My guess is they haven't changed the basic architecture on gathering and sending action information from the original TiVo's which would be uploaded during the normal service connection. The recent BSC issue seemed to be related to the images (someone blocked i.tivo.com which stopped the issue for them) which is an interactive action unless it's already in the cache.

Scott


----------



## plamumba (Mar 19, 2005)

I get this problem continuously. It doesn't strike me as a particularly demanding technology, as IR remotes have been around for decades. Tivo is the only remote that I find this with, and I have found it to be a problem for maybe 10 years. As I've come to expect from most of these companies, problems like this never get corrected. I have to assume the design is incompetent. I have piles of remotes sitting around from trying to find ones that work. The unusablility of the remote has given me a very low opinion of Tivo. At one time I called support, and they had some ridiculous routine to go through that made no difference. I assume it was just some scam they came up with to make people think they were doing something.


----------



## elorimer (Jan 1, 2012)

This won't be as helpful as I think. As I recall, all IR signals repeat in bursts, and the receiver checks to see if it has got a consistent signal. This double press problem often comes up because of interference in the room from sunlight or CFLs, sometimes fooling the receiver into thinking the later part of a single signal is a second signal. Some protocols, like the Roku, are sensitive to this problem. So if you have had a long standing problem with your Tivo, and few others do, it may be caused by your local environment. Close the curtains, turn off any CFL source, and see if that helps.

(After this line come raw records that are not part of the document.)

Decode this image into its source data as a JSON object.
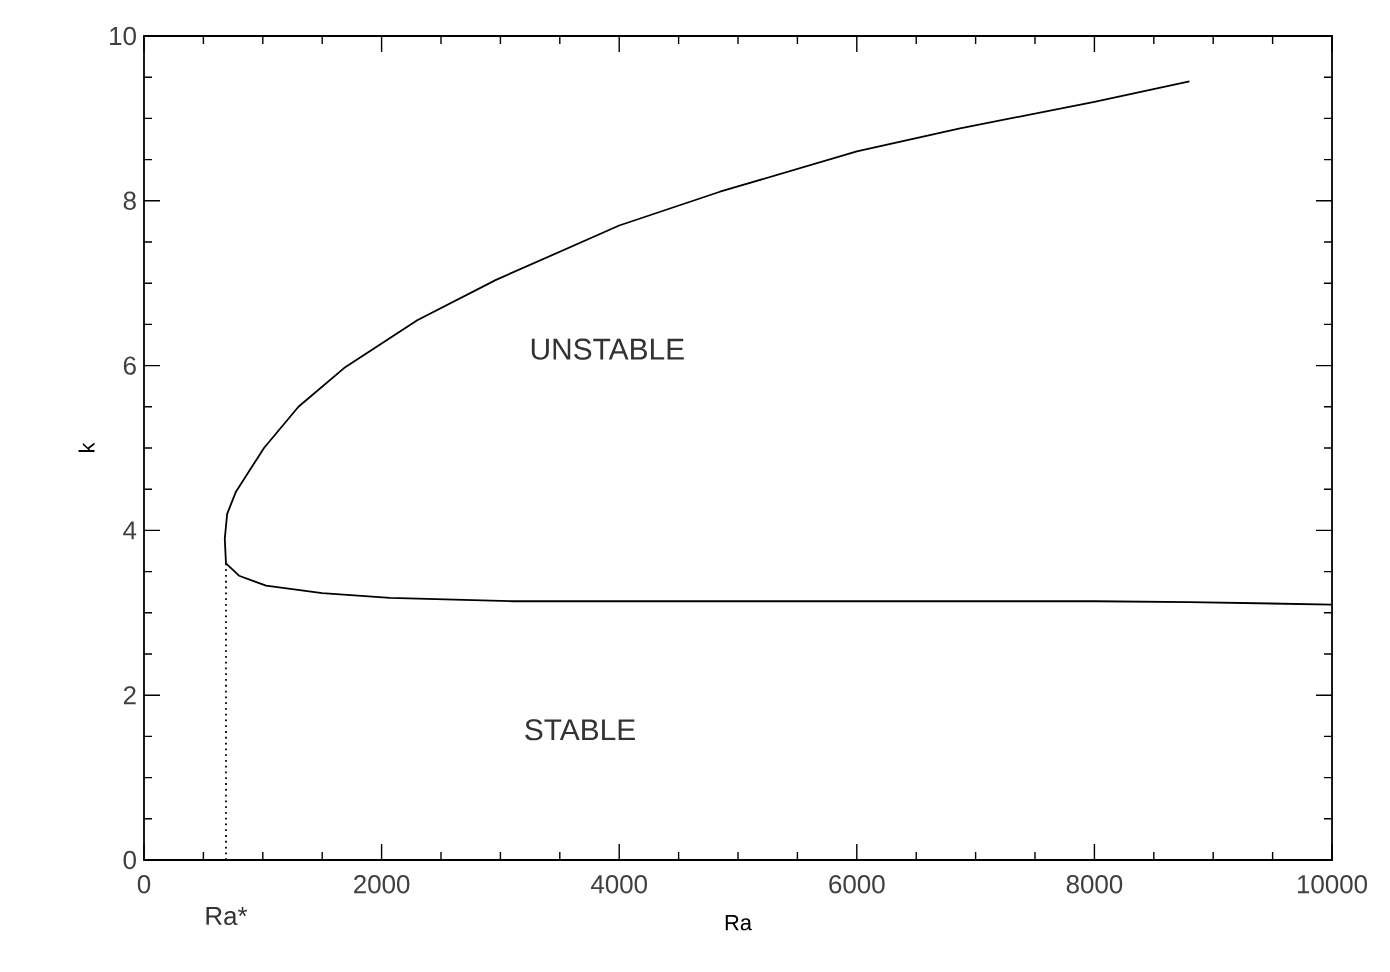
{
  "chart_data": {
    "type": "line",
    "xlabel": "Ra",
    "ylabel": "k",
    "xlim": [
      0,
      10000
    ],
    "ylim": [
      0,
      10
    ],
    "xticks": [
      0,
      2000,
      4000,
      6000,
      8000,
      10000
    ],
    "yticks": [
      0,
      2,
      4,
      6,
      8,
      10
    ],
    "grid": false,
    "marker": "none",
    "series": [
      {
        "color": "#000000",
        "line_style": "solid",
        "x": [
          8800,
          8000,
          6869,
          6000,
          4848,
          4000,
          2963,
          2300,
          1684,
          1300,
          1010,
          774,
          700,
          680,
          690,
          800,
          1027,
          1500,
          2070,
          3114,
          8000,
          8800,
          10000
        ],
        "values": [
          9.45,
          9.2,
          8.88,
          8.6,
          8.11,
          7.7,
          7.04,
          6.55,
          5.97,
          5.5,
          5.0,
          4.47,
          4.2,
          3.9,
          3.6,
          3.45,
          3.33,
          3.24,
          3.18,
          3.14,
          3.14,
          3.13,
          3.1
        ]
      },
      {
        "color": "#000000",
        "line_style": "dotted",
        "x": [
          690,
          690
        ],
        "values": [
          0,
          3.6
        ]
      }
    ],
    "annotations": [
      "UNSTABLE",
      "STABLE",
      {
        "text": "Ra*",
        "x": 690,
        "y": 0
      }
    ]
  }
}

It can also be because the signal is too strong, although I think that is probably not your issue. I had double press problems with the IR GPIO receiver on my RPi that I solved by turning the receiver away from the remote, so it only picked up the signal indirectly. With the Rokus, some have solved it putting sunglasses on the Roku, or masking tape over the sensor. No joke, but the remote is strong enough to be seen through the filter, while the interference is not.


----------



## dougdingle (Jul 4, 2007)

The remotes have definitely been the weak link since the Roamio came out. I have a Roamio Pro and three Minis with a total of five remotes, and three of the five remotes have issues with remaining in RF mode and keybounce (although frankly, I think that issue is with the Minis themselves and not the remotes). Things seem to fare better when I use my IR-only universal remotes, a lot better in fact.

Chances of TiVo fixing any of this: ZERO. They don't seem to be fixing anything anymore except total show stoppers. I had my first really bad experience with phone support a few weeks ago when I called up to report a bug they had introduced with the last update where the Roamio audio switches to PCM from DolbyDigital overnight almost every night. First the support person tried to tell me that I must be mistaken, and when I pointed out that in a thread I started here half a dozen people reported the same problem, he said there was no difference between PCM and DD outputs. When I said that clearly wasn't true, he said the problem must be with my AVR, and I should connect the TiVo output directly to the TV, and if there was audio, I was getting DD. When I said _*that *_was not true, he hung up on me. A week later I was sent a survey to see how I enjoyed my tech support experience. I told them. The problem continues as of this morning.

So yeah, having been a big supporter for at least a dozen years, I've mostly lost confidence and having being a big evangelist in the past, I have now stopped recommending the device to anyone.


----------